In a recent Instagram reel, Dombrowski broke down five simple morning habits to support sustainable weight loss by stabilizing blood sugar, reducing stress, and boosting metabolism. Find her top tips below.

1. Eat A High-Protein, High-Fiber Breakfast
Skipping breakfast or loading up on carbs alone can lead to blood sugar crashes and intense cravings later in the day. That’s why Dombrowski emphasizes starting your morning with balance.
"This helps stabilize blood sugar, keep you full longer, and reduce cravings later in the day," she explains. Pairing protein with fiber—like eggs and veggies, Greek yogurt with berries, or a protein smoothie with chia seeds—can help prevent overeating later on and keep your energy levels steady throughout the day.

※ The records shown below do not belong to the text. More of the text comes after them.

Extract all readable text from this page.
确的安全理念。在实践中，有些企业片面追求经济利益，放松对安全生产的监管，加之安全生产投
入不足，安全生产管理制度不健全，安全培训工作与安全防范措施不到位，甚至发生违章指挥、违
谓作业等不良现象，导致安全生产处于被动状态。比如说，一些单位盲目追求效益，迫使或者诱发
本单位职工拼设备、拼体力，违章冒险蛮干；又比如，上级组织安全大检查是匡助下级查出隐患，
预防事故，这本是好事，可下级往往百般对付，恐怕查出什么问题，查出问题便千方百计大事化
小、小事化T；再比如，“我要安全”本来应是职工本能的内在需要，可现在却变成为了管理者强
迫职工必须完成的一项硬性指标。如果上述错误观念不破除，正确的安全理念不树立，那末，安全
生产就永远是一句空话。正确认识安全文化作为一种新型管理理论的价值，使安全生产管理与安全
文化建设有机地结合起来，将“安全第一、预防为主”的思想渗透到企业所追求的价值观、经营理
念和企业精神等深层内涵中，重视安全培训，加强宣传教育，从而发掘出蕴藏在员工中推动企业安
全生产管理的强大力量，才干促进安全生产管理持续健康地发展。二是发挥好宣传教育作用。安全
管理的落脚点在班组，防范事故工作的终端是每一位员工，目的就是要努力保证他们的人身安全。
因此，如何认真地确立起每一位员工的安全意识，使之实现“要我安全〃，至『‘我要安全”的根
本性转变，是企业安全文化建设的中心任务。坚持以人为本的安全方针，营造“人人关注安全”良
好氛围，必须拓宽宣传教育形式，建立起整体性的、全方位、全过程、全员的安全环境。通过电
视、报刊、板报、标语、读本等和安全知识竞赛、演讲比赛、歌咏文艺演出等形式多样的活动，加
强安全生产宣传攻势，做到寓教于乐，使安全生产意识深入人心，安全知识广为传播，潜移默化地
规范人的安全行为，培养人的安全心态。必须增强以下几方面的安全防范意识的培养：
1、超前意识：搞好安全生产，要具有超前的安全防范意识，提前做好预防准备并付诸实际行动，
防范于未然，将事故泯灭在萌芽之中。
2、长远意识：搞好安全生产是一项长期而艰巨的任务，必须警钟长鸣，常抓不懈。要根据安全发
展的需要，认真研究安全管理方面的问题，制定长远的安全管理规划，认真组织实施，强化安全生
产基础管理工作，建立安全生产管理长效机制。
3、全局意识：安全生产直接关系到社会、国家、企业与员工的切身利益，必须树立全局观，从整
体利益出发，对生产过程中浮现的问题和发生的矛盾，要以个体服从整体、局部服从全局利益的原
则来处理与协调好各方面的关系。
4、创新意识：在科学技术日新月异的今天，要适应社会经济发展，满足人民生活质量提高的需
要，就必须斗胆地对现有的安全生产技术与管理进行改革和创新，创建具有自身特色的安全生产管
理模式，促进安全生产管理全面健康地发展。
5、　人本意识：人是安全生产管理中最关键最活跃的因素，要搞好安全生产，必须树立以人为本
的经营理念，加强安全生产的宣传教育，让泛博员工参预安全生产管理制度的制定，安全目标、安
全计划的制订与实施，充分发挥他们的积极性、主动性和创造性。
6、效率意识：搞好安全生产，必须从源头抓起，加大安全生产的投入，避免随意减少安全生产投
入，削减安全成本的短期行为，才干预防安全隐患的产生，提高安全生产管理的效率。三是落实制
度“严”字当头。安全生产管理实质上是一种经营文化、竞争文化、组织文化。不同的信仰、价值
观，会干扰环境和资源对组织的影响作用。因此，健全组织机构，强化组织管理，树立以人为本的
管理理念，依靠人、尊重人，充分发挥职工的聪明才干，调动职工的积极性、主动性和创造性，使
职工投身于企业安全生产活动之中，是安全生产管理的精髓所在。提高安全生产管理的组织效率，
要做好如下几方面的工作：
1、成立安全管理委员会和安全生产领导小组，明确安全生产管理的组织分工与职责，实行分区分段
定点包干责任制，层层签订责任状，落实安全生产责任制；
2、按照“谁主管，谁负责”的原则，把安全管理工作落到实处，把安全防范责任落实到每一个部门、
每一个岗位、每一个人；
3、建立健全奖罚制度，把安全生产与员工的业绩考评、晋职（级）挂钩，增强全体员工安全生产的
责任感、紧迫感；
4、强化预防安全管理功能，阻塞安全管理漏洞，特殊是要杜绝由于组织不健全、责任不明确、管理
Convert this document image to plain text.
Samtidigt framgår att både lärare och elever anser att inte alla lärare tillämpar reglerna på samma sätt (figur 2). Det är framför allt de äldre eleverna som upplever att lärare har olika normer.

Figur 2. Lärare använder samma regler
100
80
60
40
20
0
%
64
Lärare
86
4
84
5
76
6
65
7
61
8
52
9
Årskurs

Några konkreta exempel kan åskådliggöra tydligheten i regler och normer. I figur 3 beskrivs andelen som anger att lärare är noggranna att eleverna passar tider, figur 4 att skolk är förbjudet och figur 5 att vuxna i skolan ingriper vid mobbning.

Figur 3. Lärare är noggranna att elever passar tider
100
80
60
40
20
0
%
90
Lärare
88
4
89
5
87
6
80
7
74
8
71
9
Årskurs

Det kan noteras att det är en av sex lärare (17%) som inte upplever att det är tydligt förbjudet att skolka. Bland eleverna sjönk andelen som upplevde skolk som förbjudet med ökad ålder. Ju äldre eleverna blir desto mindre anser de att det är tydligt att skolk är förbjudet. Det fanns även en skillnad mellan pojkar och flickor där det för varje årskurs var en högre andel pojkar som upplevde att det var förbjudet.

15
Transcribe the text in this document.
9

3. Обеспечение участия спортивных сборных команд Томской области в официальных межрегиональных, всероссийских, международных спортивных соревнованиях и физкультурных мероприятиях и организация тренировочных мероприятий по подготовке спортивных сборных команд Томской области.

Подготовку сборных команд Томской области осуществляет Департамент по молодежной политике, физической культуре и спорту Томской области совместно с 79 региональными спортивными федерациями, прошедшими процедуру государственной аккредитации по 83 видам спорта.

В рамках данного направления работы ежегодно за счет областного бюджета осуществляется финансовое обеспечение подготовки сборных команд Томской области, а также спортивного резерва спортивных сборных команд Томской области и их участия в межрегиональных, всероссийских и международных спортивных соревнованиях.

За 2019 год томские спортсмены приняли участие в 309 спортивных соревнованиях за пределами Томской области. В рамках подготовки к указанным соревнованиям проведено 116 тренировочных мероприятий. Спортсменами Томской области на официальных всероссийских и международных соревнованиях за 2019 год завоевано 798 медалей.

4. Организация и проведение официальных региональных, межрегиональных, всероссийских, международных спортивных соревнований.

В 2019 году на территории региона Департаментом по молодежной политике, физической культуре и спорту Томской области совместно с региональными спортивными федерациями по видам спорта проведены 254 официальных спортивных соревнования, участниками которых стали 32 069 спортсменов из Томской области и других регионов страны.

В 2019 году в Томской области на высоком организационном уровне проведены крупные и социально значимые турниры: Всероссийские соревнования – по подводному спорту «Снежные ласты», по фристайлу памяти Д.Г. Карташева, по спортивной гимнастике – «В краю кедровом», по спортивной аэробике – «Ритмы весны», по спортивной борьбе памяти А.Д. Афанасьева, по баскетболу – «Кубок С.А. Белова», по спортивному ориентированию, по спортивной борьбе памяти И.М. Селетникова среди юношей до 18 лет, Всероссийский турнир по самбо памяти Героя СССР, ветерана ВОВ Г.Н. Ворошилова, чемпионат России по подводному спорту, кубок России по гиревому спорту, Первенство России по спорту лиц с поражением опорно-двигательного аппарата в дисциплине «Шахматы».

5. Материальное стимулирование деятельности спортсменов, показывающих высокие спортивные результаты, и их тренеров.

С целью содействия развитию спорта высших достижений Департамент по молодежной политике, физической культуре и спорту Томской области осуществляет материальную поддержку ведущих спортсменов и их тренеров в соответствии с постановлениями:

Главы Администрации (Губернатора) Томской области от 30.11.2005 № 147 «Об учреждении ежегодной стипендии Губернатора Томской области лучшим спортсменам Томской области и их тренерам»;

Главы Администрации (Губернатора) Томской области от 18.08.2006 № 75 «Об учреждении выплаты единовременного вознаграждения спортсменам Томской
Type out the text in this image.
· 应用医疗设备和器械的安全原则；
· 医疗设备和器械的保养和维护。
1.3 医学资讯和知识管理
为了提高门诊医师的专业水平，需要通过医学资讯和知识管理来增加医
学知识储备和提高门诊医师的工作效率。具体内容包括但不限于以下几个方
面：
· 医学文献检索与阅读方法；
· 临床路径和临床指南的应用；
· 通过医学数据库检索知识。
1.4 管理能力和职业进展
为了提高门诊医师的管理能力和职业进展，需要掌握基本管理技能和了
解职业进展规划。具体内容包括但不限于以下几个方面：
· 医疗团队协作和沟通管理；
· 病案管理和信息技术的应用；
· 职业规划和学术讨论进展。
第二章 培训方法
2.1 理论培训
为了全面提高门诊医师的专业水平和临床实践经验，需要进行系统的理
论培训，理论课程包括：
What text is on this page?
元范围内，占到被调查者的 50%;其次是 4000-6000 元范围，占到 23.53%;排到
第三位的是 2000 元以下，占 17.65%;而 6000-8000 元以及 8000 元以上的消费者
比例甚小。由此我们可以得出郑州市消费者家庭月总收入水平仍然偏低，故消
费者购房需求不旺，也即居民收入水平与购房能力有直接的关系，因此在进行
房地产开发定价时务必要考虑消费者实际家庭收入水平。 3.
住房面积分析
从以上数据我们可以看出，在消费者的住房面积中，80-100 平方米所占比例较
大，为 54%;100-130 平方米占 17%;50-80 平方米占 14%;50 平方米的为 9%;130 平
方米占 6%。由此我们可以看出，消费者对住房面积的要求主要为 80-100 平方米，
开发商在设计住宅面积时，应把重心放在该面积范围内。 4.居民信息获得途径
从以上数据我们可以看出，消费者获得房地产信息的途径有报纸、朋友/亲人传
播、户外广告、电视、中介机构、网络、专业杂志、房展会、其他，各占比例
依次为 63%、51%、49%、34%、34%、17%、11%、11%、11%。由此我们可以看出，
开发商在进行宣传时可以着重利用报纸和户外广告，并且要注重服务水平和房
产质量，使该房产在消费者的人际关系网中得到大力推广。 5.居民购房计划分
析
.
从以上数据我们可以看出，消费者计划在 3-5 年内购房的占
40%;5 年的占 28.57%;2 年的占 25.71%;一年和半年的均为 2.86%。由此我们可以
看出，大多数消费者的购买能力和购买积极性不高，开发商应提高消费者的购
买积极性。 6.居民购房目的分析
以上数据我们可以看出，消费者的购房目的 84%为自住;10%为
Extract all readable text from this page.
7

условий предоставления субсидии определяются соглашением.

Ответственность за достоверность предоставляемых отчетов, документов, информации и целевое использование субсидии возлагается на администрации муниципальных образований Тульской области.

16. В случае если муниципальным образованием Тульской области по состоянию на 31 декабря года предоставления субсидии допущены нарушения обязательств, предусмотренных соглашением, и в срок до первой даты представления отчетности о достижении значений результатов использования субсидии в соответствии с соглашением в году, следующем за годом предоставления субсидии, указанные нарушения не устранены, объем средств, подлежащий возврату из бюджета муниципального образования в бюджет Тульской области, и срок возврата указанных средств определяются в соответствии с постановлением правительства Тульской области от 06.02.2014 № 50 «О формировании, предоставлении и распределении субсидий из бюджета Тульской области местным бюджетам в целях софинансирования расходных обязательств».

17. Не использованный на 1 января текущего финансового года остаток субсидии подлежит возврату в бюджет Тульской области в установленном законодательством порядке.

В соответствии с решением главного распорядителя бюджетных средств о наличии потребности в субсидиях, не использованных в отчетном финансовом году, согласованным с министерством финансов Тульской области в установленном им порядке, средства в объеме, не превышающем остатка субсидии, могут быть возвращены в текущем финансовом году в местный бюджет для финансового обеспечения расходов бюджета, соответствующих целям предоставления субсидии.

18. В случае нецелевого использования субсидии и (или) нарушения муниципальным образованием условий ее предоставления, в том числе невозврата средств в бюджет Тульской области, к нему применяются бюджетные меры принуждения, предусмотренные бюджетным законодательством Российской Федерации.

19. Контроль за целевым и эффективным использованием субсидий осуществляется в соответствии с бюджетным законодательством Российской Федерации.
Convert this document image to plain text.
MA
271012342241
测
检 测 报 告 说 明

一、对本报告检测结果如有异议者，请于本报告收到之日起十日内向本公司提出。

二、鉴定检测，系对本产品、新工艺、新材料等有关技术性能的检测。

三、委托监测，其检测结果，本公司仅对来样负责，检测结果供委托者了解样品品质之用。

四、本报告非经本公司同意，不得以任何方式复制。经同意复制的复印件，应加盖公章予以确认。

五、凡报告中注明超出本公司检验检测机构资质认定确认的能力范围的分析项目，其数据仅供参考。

2. Take A 10–30 Minute Walk After Breakfast
You don’t need intense cardio first thing in the morning to burn fat. In fact, a gentle walk may do the trick.
"Walking supports digestion, lowers blood sugar spikes, and boosts daily fat burning without stressing your body," Dombrowski says. A 10–30 minute walk after breakfast can help regulate glucose levels and encourage your body to tap into fat stores, especially when you're consistent with it.

3. Go To The Gym And Lift Heavy
While cardio has its place, strength training is key for long-term weight loss and body composition.
"Strength training builds lean muscle, increases metabolism, and helps you look toned as you lose fat," Dombrowski explains. Lifting heavier weights helps preserve muscle during weight loss, which keeps your metabolism higher and supports better results over time.

4. Be Mindful And Reduce Stress
Stress can cause a serious block in your weight loss journey by throwing hormones out of balance and triggering emotional eating.
"Lowering stress helps balance hormones and prevents emotional eating and stubborn fat storage," says Dombrowski. Morning mindfulness practices like deep breathing, journaling, or a short meditation can help set a calmer tone for the day and reduce cortisol levels.

5. Get 7–9 Hours Of Sleep Every Night
Sleep may be the most overlooked weight loss tool of all. Without enough rest, hunger hormones can spike and cravings can spiral.
"Quality sleep supports fat loss hormones, recovery, and appetite control the next day," Dombrowski explains. Prioritizing 7–9 hours of sleep helps your body recover and regulate hunger—and it helps you make healthier choices the next day.

Bottom line
Ultimately, it's important to remember that losing weight doesn't have to mean restricting yourself. It starts with smarter mornings. By bringing these five expert-approved habits into 2026, you’ll support your metabolism, manage cravings, and create a routine that actually works with your body, not against it.